It seems like a good idea to start by telling you how I came to have a relationship with the Lord.
For all intents and purposes I was born and raised in the Christian church. I wasn’t really exposed to other religions; I was just expected to be a Christian. Growing up I was spoon-fed all of those famous Bible stories that everybody learns, but to me they were only stories. Church on Sunday morning was required with no exceptions made. I had decided to devote my life God probably 40 different times. As a youth every time a motivational preacher spoke at church camp I would re-commit my life to Jesus, but I never truly gave Him a chance. I watched the people I went to church with and saw most of them as phonies: they professed that they loved God, but they gossiped about others and, in my eyes, never did anything that proved to me they had God leading their life. I eventually rebelled against God, the Church, and those closest to me. I moved far away to go to school and to live the life I wanted to live. I was involved in partying and drinking and a lot of other things I thought would bring me happiness. However, while all this was going on I would often sense a voice, which I later realized was God Himself, in the back of my head saying, “Ryan, I’m still here waiting for you.” But I would put him off because I didn’t want to follow; I was having too much fun, or what I thought was fun. Soon I began to realize that the void inside of me I kept trying to fill with alcohol and partying, was not being filled. At the same time those who I later realized were my true friends were starting to invite me to church events, but I turned them down most of the time.
Eventually, through the efforts of my persistent friends I began to go to some of these events. I began to see a different type of lifestyle; a lifestyle of someone who obviously had God in their life. A lifestyle of someone who didn’t have to worry about the same things I did because they had God in their life and they knew He would take care of them. I decided that was what I wanted too. I also wanted to make sure that Christianity was the true religion, I mean; eternity is a long time to be wrong. So I started investigating all the different religions; reading their books and listening to their teachings. What I found was all of them either contradicted themselves, or just didn’t view reality the same way that I did.
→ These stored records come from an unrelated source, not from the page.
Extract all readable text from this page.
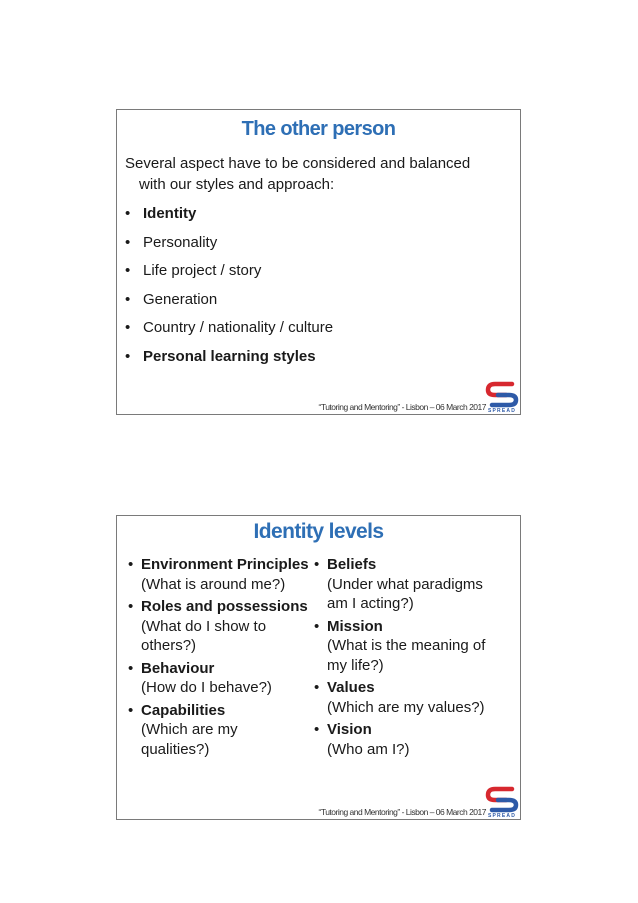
The other person
Several aspect have to be considered and balanced
with our styles and approach:
• Identity
• Personality
• Life project / story
• Generation
• Country / nationality / culture
• Personal learning styles
“Tutoring and Mentoring” - Lisbon – 06 March 2017 SPREAD
Identity levels
• Environment Principles
(What is around me?)
• Roles and possessions
(What do I show to others?)
• Behaviour
(How do I behave?)
• Capabilities
(Which are my qualities?)
• Beliefs
(Under what paradigms am I acting?)
• Mission
(What is the meaning of my life?)
• Values
(Which are my values?)
• Vision
(Who am I?)
“Tutoring and Mentoring” - Lisbon – 06 March 2017 SPREAD
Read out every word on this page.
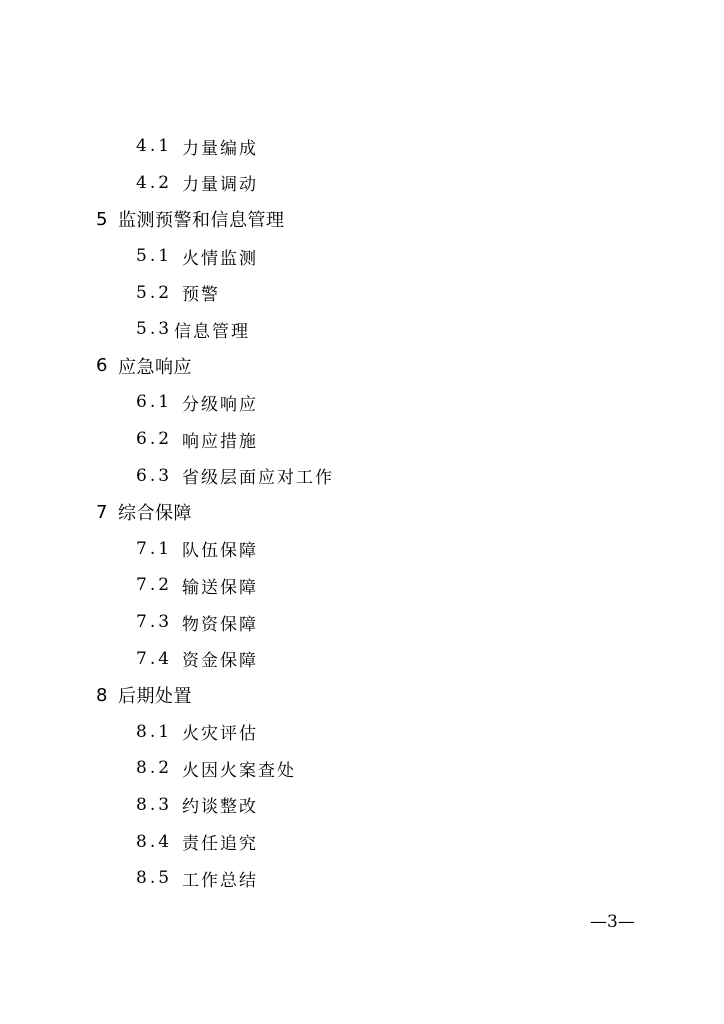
4.1 力量编成
4.2 力量调动
5 监测预警和信息管理
5.1 火情监测
5.2 预警
5.3 信息管理
6 应急响应
6.1 分级响应
6.2 响应措施
6.3 省级层面应对工作
7 综合保障
7.1 队伍保障
7.2 输送保障
7.3 物资保障
7.4 资金保障
8 后期处置
8.1 火灾评估
8.2 火因火案查处
8.3 约谈整改
8.4 责任追究
8.5 工作总结
—3—
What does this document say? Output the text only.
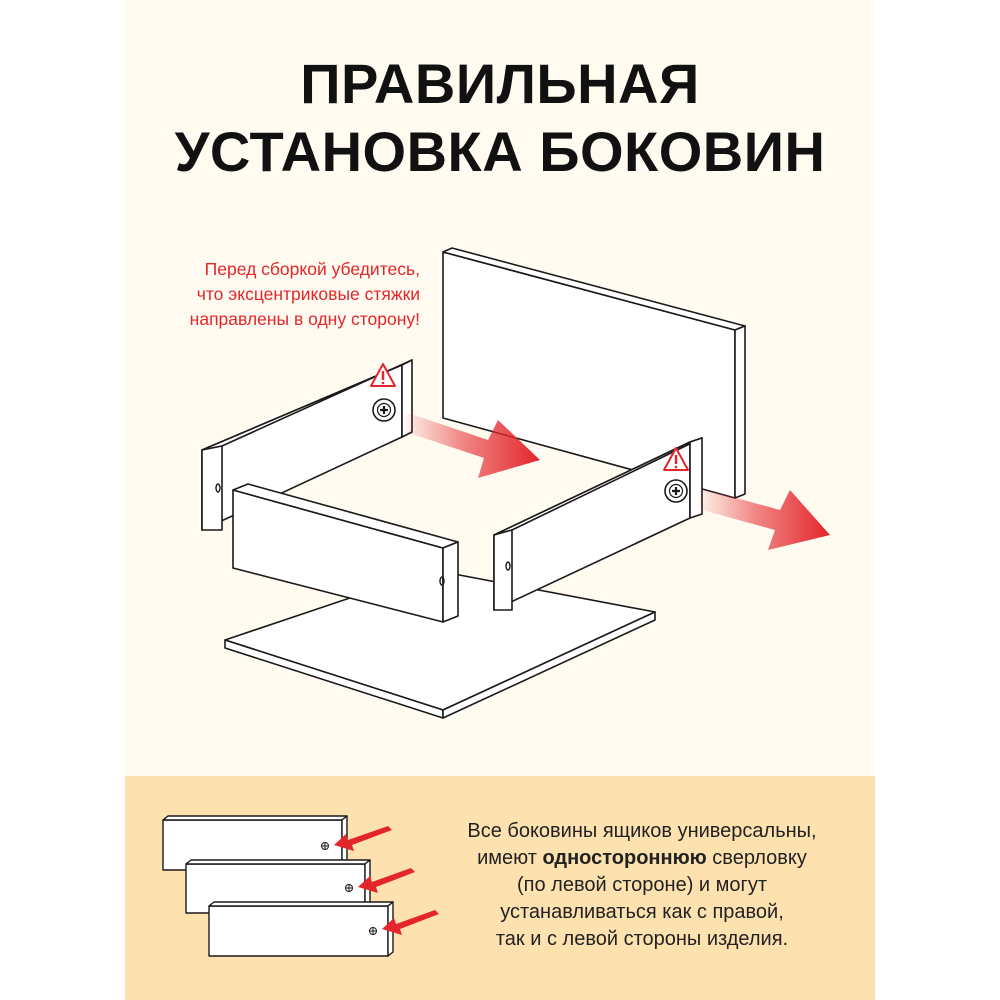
ПРАВИЛЬНАЯ
УСТАНОВКА БОКОВИН
Перед сборкой убедитесь,
что эксцентриковые стяжки
направлены в одну сторону!
Все боковины ящиков универсальны,
имеют одностороннюю сверловку
(по левой стороне) и могут
устанавливаться как с правой,
так и с левой стороны изделия.
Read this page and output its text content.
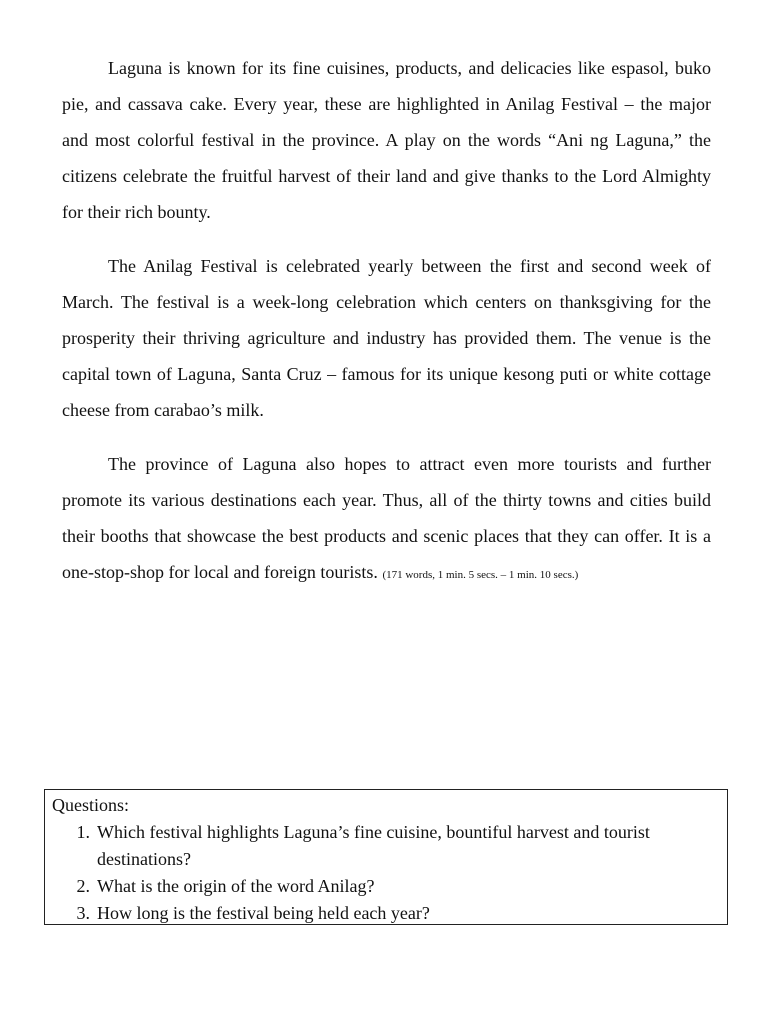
Laguna is known for its fine cuisines, products, and delicacies like espasol, buko pie, and cassava cake. Every year, these are highlighted in Anilag Festival – the major and most colorful festival in the province. A play on the words “Ani ng Laguna,” the citizens celebrate the fruitful harvest of their land and give thanks to the Lord Almighty for their rich bounty.

The Anilag Festival is celebrated yearly between the first and second week of March. The festival is a week-long celebration which centers on thanksgiving for the prosperity their thriving agriculture and industry has provided them. The venue is the capital town of Laguna, Santa Cruz – famous for its unique kesong puti or white cottage cheese from carabao’s milk.

The province of Laguna also hopes to attract even more tourists and further promote its various destinations each year. Thus, all of the thirty towns and cities build their booths that showcase the best products and scenic places that they can offer. It is a one-stop-shop for local and foreign tourists. (171 words, 1 min. 5 secs. – 1 min. 10 secs.)

Questions:
1. Which festival highlights Laguna’s fine cuisine, bountiful harvest and tourist destinations?
2. What is the origin of the word Anilag?
3. How long is the festival being held each year?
Being a Christian made so much sense. It explained why I felt the way I felt and did the things that I did. No matter how hard I tried, I just couldn’t find a way to disprove it. I finally realized that a relationship with Jesus Christ was necessary for me to go to heaven. I then asked Jesus to come into my life for the 41st time, but for the first time I truly meant it. The Lord had brought me to a place in my life where I truly understood that I was separated from God because I am a sinner; that is, I have done things that I knew were wrong. And as a sinner it is impossible for me to be with a holy and pure God. But God sent Jesus, who lived a perfect life, to die on the cross so that my sins could be forgiven. See, the Bible says that no one comes to God except through Jesus. I then knew that I really wanted him as my personal Savior and best friend. I then confirmed my decision by deciding to become baptized. To me being baptized was a way to show people that I was serious about giving my life to and living only for Jesus Christ. It was a very powerful moment in my life that I’ll never forget.
Because of my decision to follow Christ, I made a commitment that has changed my life. I committed to God that I would obey and follow Him wherever he leads. He answered in a way that I never would have anticipated. God allowed several unexpected and very difficult events to happen in my life that left me wondering where God was. Relationships ended, jobs changed, loved ones died, and I moved. However, I now realize that God had allowed those events to happen, to help solidify my faith in Him. I can now look back and see that He has used every one of those events for his glory. Even though I may not know why things happen, I do know that God loves me more than anything and always has my best interest at the front of his mind.